Phase 4: Implementation & Verification
- Create a failing test first (or minimal reproduction script). Use the
test-driven-development skill if appropriate.
- Make one single change that addresses the root cause you identified.
- Verify:
- The original failure is gone.
- No other tests broke.
- The fix is minimal and targeted.
- If the fix doesn't work:
- Stop.
- Count how many fix attempts you've made.
- < 3 attempts → return to Phase 1 with new information.
- ≥ 3 attempts → question the architecture (see below). Do not attempt fix #4 without discussion.
Architectural warning signs (after 3+ failed fixes):
- Every fix reveals a new problem in a different place.
- Fixes require large refactors to implement cleanly.
- The same pattern of coupling or shared mutable state keeps appearing.
At this point the right answer is usually "this approach is fundamentally flawed" rather than "one more tweak."
Red Flags — Immediate Return to Phase 1
If you catch yourself thinking or saying any of these, stop:
- "Quick fix for now, investigate later"
- "Let me just try changing X and see"
- "I'll make a few changes and run the tests"
- "Skip the test, I'll verify manually"
- "It's probably X, I'll fix that"
- "I don't fully understand it but this should work"
- "One more fix attempt" (when you've already done 2+)
- Proposing solutions before you've traced the data flow
These thoughts are the enemy. They are how you waste hours and introduce new bugs.
Use With Other Skills
This skill works extremely well together with:
superpowers (the overall discipline)
verification-before-completion (after you think you've fixed it)
test-driven-development (for Phase 4)
writing-plans (if the debugging session is large or architectural)
Why This Matters
Raw intelligence + good intentions is not enough. The difference between a 15-30 minute fix and 2-3 hours of thrashing is almost always whether you followed a systematic process.

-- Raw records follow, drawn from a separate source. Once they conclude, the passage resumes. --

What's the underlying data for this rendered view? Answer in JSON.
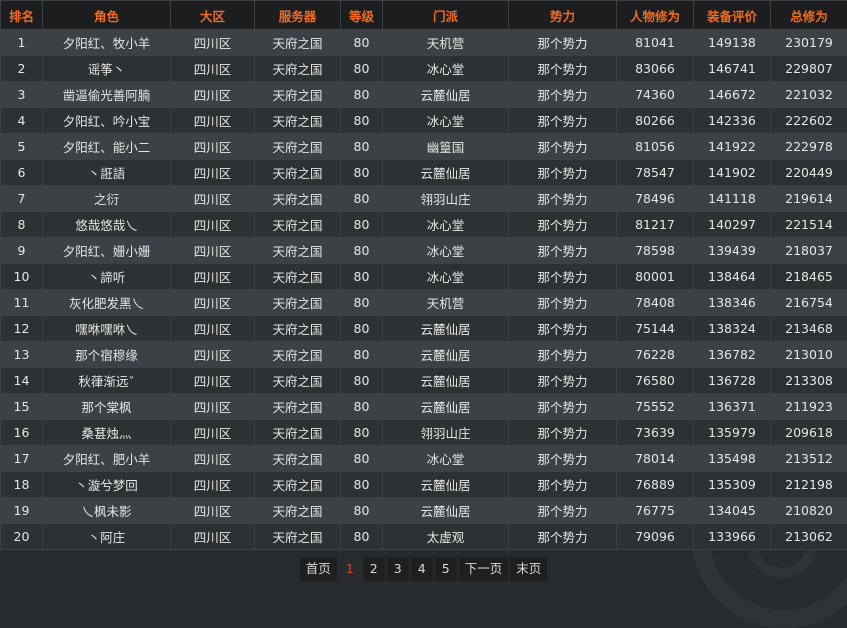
{
  "headers": [
    "排名",
    "角色",
    "大区",
    "服务器",
    "等级",
    "门派",
    "势力",
    "人物修为",
    "装备评价",
    "总修为"
  ],
  "rows": [
    [
      "1",
      "夕阳红、牧小羊",
      "四川区",
      "天府之国",
      "80",
      "天机营",
      "那个势力",
      "81041",
      "149138",
      "230179"
    ],
    [
      "2",
      "谣筝丶",
      "四川区",
      "天府之国",
      "80",
      "冰心堂",
      "那个势力",
      "83066",
      "146741",
      "229807"
    ],
    [
      "3",
      "凿逼偷光善阿腩",
      "四川区",
      "天府之国",
      "80",
      "云麓仙居",
      "那个势力",
      "74360",
      "146672",
      "221032"
    ],
    [
      "4",
      "夕阳红、吟小宝",
      "四川区",
      "天府之国",
      "80",
      "冰心堂",
      "那个势力",
      "80266",
      "142336",
      "222602"
    ],
    [
      "5",
      "夕阳红、能小二",
      "四川区",
      "天府之国",
      "80",
      "幽篁国",
      "那个势力",
      "81056",
      "141922",
      "222978"
    ],
    [
      "6",
      "丶誑語",
      "四川区",
      "天府之国",
      "80",
      "云麓仙居",
      "那个势力",
      "78547",
      "141902",
      "220449"
    ],
    [
      "7",
      "之衍",
      "四川区",
      "天府之国",
      "80",
      "翎羽山庄",
      "那个势力",
      "78496",
      "141118",
      "219614"
    ],
    [
      "8",
      "悠哉悠哉乀",
      "四川区",
      "天府之国",
      "80",
      "冰心堂",
      "那个势力",
      "81217",
      "140297",
      "221514"
    ],
    [
      "9",
      "夕阳红、姗小姗",
      "四川区",
      "天府之国",
      "80",
      "冰心堂",
      "那个势力",
      "78598",
      "139439",
      "218037"
    ],
    [
      "10",
      "丶諦听",
      "四川区",
      "天府之国",
      "80",
      "冰心堂",
      "那个势力",
      "80001",
      "138464",
      "218465"
    ],
    [
      "11",
      "灰化肥发黑乀",
      "四川区",
      "天府之国",
      "80",
      "天机营",
      "那个势力",
      "78408",
      "138346",
      "216754"
    ],
    [
      "12",
      "嘿咻嘿咻乀",
      "四川区",
      "天府之国",
      "80",
      "云麓仙居",
      "那个势力",
      "75144",
      "138324",
      "213468"
    ],
    [
      "13",
      "那个宿穆缘",
      "四川区",
      "天府之国",
      "80",
      "云麓仙居",
      "那个势力",
      "76228",
      "136782",
      "213010"
    ],
    [
      "14",
      "秋葎渐远ˇ",
      "四川区",
      "天府之国",
      "80",
      "云麓仙居",
      "那个势力",
      "76580",
      "136728",
      "213308"
    ],
    [
      "15",
      "那个棠枫",
      "四川区",
      "天府之国",
      "80",
      "云麓仙居",
      "那个势力",
      "75552",
      "136371",
      "211923"
    ],
    [
      "16",
      "桑葚烛灬",
      "四川区",
      "天府之国",
      "80",
      "翎羽山庄",
      "那个势力",
      "73639",
      "135979",
      "209618"
    ],
    [
      "17",
      "夕阳红、肥小羊",
      "四川区",
      "天府之国",
      "80",
      "冰心堂",
      "那个势力",
      "78014",
      "135498",
      "213512"
    ],
    [
      "18",
      "丶漩兮梦回",
      "四川区",
      "天府之国",
      "80",
      "云麓仙居",
      "那个势力",
      "76889",
      "135309",
      "212198"
    ],
    [
      "19",
      "乀枫未影",
      "四川区",
      "天府之国",
      "80",
      "云麓仙居",
      "那个势力",
      "76775",
      "134045",
      "210820"
    ],
    [
      "20",
      "丶阿庄",
      "四川区",
      "天府之国",
      "80",
      "太虚观",
      "那个势力",
      "79096",
      "133966",
      "213062"
    ]
  ],
  "pagination": {
    "first": "首页",
    "pages": [
      "1",
      "2",
      "3",
      "4",
      "5"
    ],
    "current": "1",
    "next": "下一页",
    "last": "末页"
  },
  "colors": {
    "header_text": "#f26b1c",
    "current_page": "#f23c28",
    "row_odd": "#3b4144",
    "row_even": "#2c3134"
  }
}
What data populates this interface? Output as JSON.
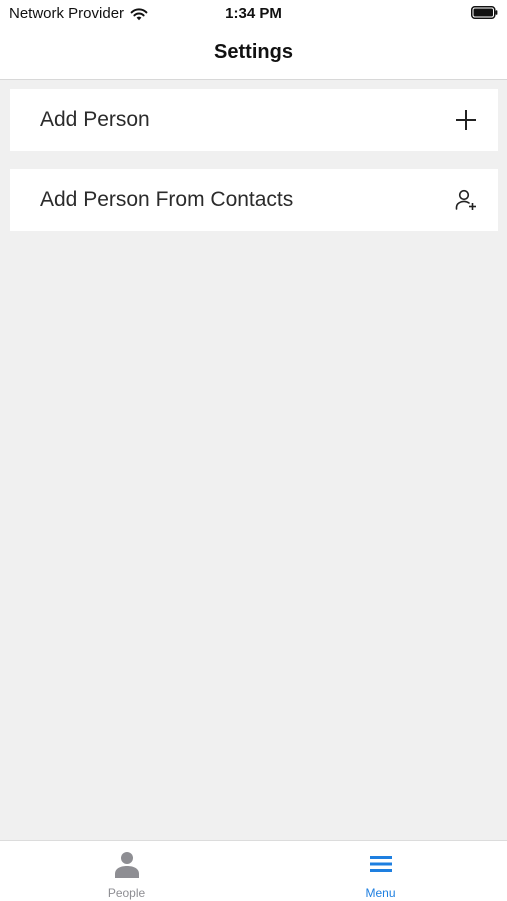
{
  "status_bar": {
    "carrier": "Network Provider",
    "time": "1:34 PM",
    "icons": [
      "wifi-icon",
      "battery-icon"
    ]
  },
  "nav": {
    "title": "Settings"
  },
  "rows": [
    {
      "label": "Add Person",
      "icon": "plus-icon"
    },
    {
      "label": "Add Person From Contacts",
      "icon": "person-add-icon"
    }
  ],
  "tabs": [
    {
      "label": "People",
      "icon": "person-icon",
      "selected": false
    },
    {
      "label": "Menu",
      "icon": "menu-icon",
      "selected": true
    }
  ],
  "colors": {
    "accent": "#1e7fe0",
    "inactive_tab": "#8e8e93",
    "background": "#f0f0f0",
    "surface": "#ffffff"
  }
}
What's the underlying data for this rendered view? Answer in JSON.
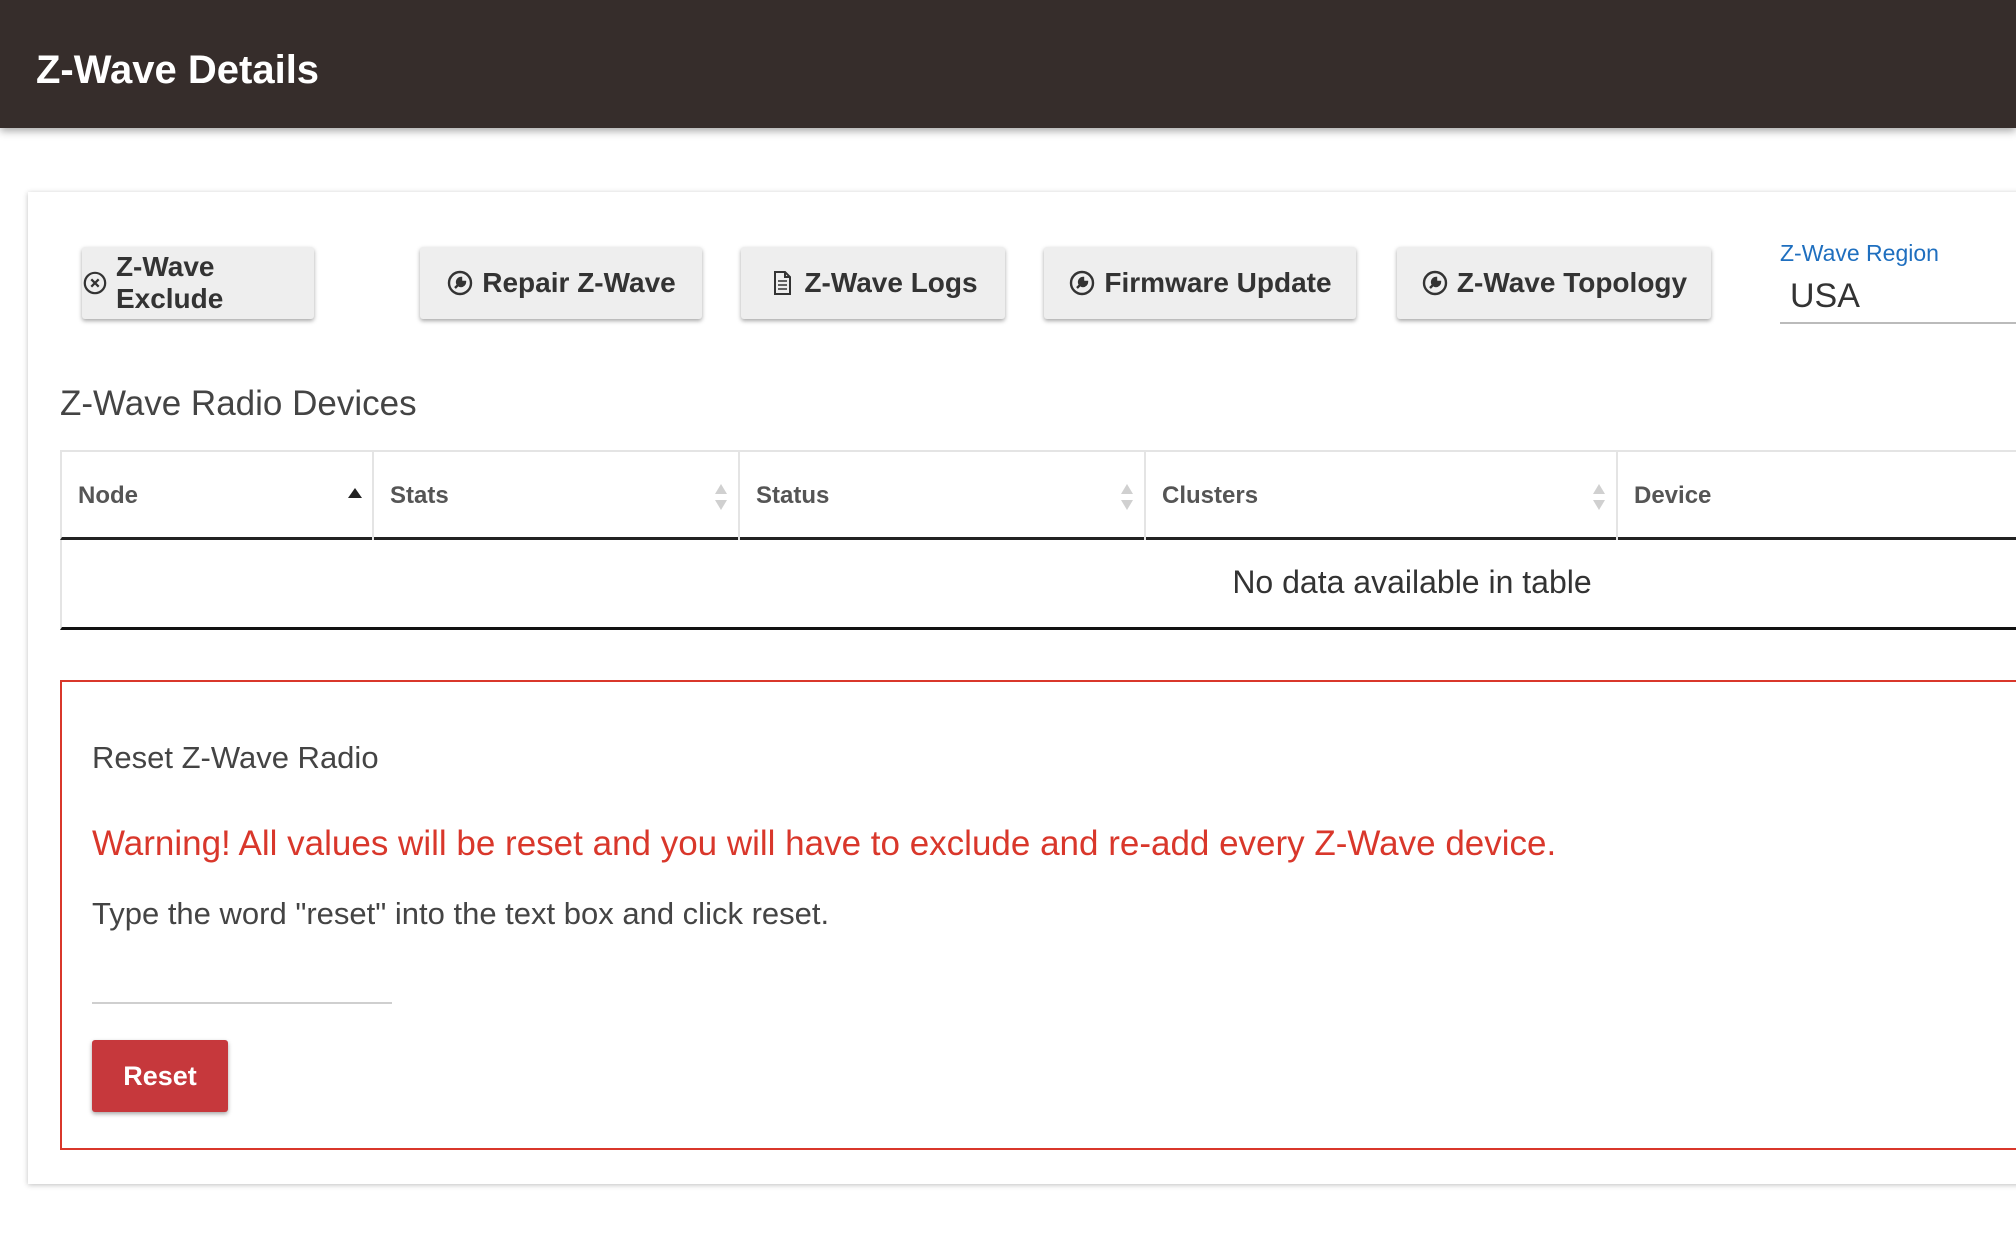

Use this skill. It will save you (and your future self) enormous amounts of time and pain.
Supporting reference material lives in:
~/.grok/skills/references/superpowers/skills/systematic-debugging/
It contains the deeper original documents (root-cause-tracing.md, defense-in-depth.md, condition-based-waiting.md, test pressure examples, etc.). Read them when you need more detail than this skill provides.